Sorry for bringing this up again, but I have issues with people having cardiology, or whomever, making decisions for them.

The way I see it YOU think regional is more hemodynamically stable but want to be able to BLAME cardiology if something goes wrong with your approach. "He made me do it".

If I were the cardiologist I would give 3 flying f.... for how you anesthetize the pt. My recommendations are continue the dual antiplatelet, avoid hypoxia, hypotension, and tachycardia. It's your field, your problem.

Agreed. I'd just ask if it was "safe" or "okay" to stop the Plavix for 3 days. If the answer is "yes" re-schedule. If "no" just do the case after making a note in the chart about your conversation with the Cardiologist (proceeding at 6 months following DES while cont. dual anti-platelet therapy; Cardiologist aware and agrees with Ortho to proceed.)
 
Have you ever had a femoral CVL kink in the sitting position? Do you like trouble shooting under the drapes with someone holding the panus?

Do you want to charge the patient for a CVL on the oupatient side?

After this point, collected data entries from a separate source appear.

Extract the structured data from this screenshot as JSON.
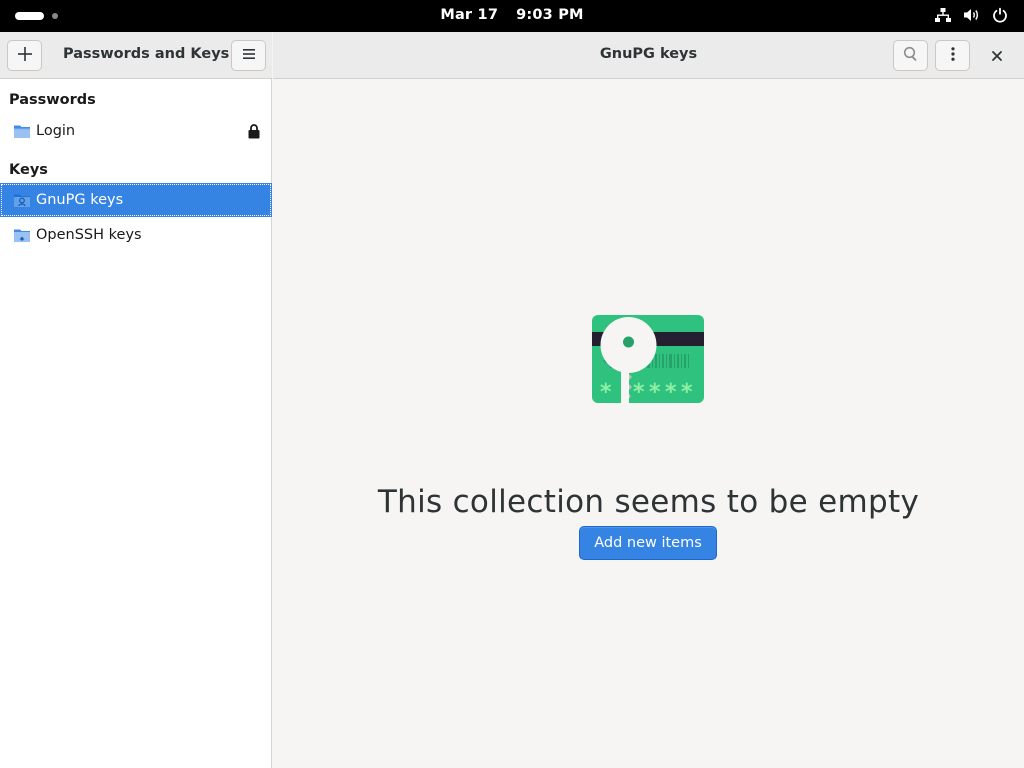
{
  "system_bar": {
    "date": "Mar 17",
    "time": "9:03 PM",
    "tray_icons": [
      "network-icon",
      "volume-icon",
      "power-icon"
    ]
  },
  "sidebar": {
    "title": "Passwords and Keys",
    "add_button_icon": "plus-icon",
    "menu_button_icon": "hamburger-menu-icon",
    "sections": [
      {
        "title": "Passwords",
        "items": [
          {
            "label": "Login",
            "icon": "folder-icon",
            "locked": true
          }
        ]
      },
      {
        "title": "Keys",
        "items": [
          {
            "label": "GnuPG keys",
            "icon": "gnupg-folder-icon",
            "selected": true
          },
          {
            "label": "OpenSSH keys",
            "icon": "ssh-folder-icon"
          }
        ]
      }
    ]
  },
  "main": {
    "title": "GnuPG keys",
    "search_button_icon": "search-icon",
    "more_button_icon": "kebab-menu-icon",
    "close_button_icon": "close-icon",
    "empty_state": {
      "illustration": "key-card-icon",
      "message": "This collection seems to be empty",
      "button_label": "Add new items"
    }
  },
  "colors": {
    "accent": "#3584e4",
    "card_green": "#2ec27e",
    "card_stripe": "#241f31"
  }
}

What if you put her in t-burg and she gets combative with her fat belly pushing up on her diaphragm... right as you are sticking her non-existant 2 inch neck....?

My room time was 7:20am. Patient intubated and turned over at 7:35am.

Most central lines are butter easy. Sometimes they are not. 🙂

Thanks for the lecture on central lines. You do realize how many I have placed, right? Now you are telling me the risks? Nice. I fully understand the risks here and I'm extremely confident that a large IJ greater than 10mm is a lay-up under U/S. (I've placed them in 500 pounders for Bariatric surgery)

And I've placed them in outpatient centers before without U/S. Yes, I have no issues with charging this patient for any and all necessary procedures.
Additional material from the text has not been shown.